La phrase exacte de Kant « tout ce qui a un prix n’a pas de valeur » s’inscrit dans la logique de l’impératif catégorique : « Agis de telle sorte que tu traites l'humanité aussi bien dans ta personne que dans la personne de tout autre, toujours en même temps comme une fin et jamais simplement comme un moyen. » En effet, parmi les principes qui agissent sur notre volonté, le philosophe distingue le moyen (qui a un prix) qui peut être remplacé par un autre moyen de prix équivalent, de la fin (qui a une valeur), l’intention qui obéit à la loi morale, étrangère à la notion de prix et non négociable. Mais éloignons-nous de l’origine kantienne du sujet pour explorer plus avant les notions de prix et de valeur d’un objet.

L'amitié peut-elle s'acheter ?Certains ont vu deux dimensions dans le sujet proposé : l’attachement subjectif et variable à l’objet acheté d’une part, et la façon dont l’argent qui a servi à acheter cet objet a été gagné d’autre part. Si l’argent a été durement gagné, l’objet n’en aura que plus de valeur. D’autres posèrent la question : ne sont-ce pas les objets qui nous possèdent en nous ligotant à eux, nous privant ainsi de liberté ? Pour d’autres encore, ce qui a de la valeur, c’est le don anonyme et gratuit, comme le don d’organe. D’autres enfin se demandèrent si ce n’était pas uniquement l’intérêt du public qui faisait les œuvres d’art et partant, si ce n’était pas leur valeur financière qui était à l’origine de leur valeur artistique. Pourtant, les œuvres de Van Gogh devaient bien avoir la même valeur artistique de son vivant que de nos jours, même si elles n’avaient pas la même valeur marchande. Et dans le cas des ready-made, n’est-ce pas plutôt le changement d’angle de vue humain, le passage d’un niveau de signification à un autre – le signifiant changeant de signifié : l’objet utilitaire devient objet d’art – qui fait l’œuvre d’art ? À moins qu’une œuvre d’art soit précisément la rencontre, la collusion entre une sublimation (artistique) et un sens (philosophique).
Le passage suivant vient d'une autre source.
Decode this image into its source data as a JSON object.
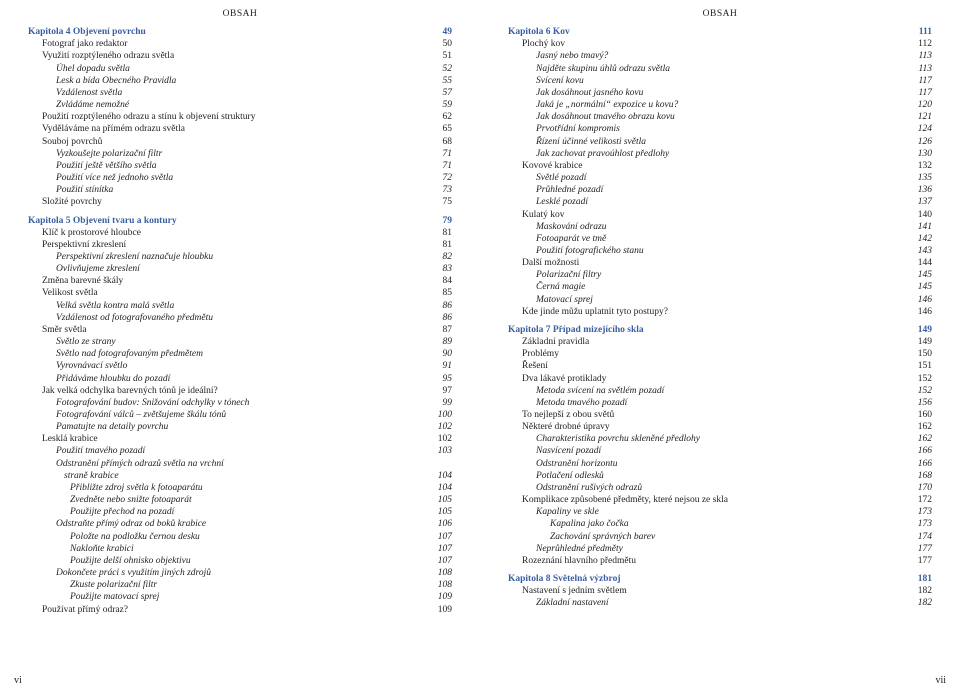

Pourtant, le terme de valeur étant utilisé à la fois par l’éthique et par la Bourse ne cessait de nous plonger dans la perplexité. Cette perplexité s’accrut lorsqu’un intervenant fit un rapprochement entre la phrase du jour et « la santé n’a pas de prix mais elle a un coût », ramenant le débat sur le terrain économique. Historiquement, les échanges économiques étaient basés sur l’or, métal précieux non corruptible ; mais depuis les accords de Bretton Woods (1944), la monnaie n’a plus de contrepartie en or. Ce qui pourrait expliquer l’effritement de la notion de valeur de la monnaie dans un premier temps, puis de la notion de valeur tout court dans un second. En effet, si « le grand livre de la nature est écrit en langage mathématique » selon Galilée, si l’homme n’est plus au centre des échanges économiques, si au contraire ce sont des valeurs financières reposant sur une monnaie de papier (non convertible en or) qui régissent ces échanges, quel sens donner à la valeur d’une chose ?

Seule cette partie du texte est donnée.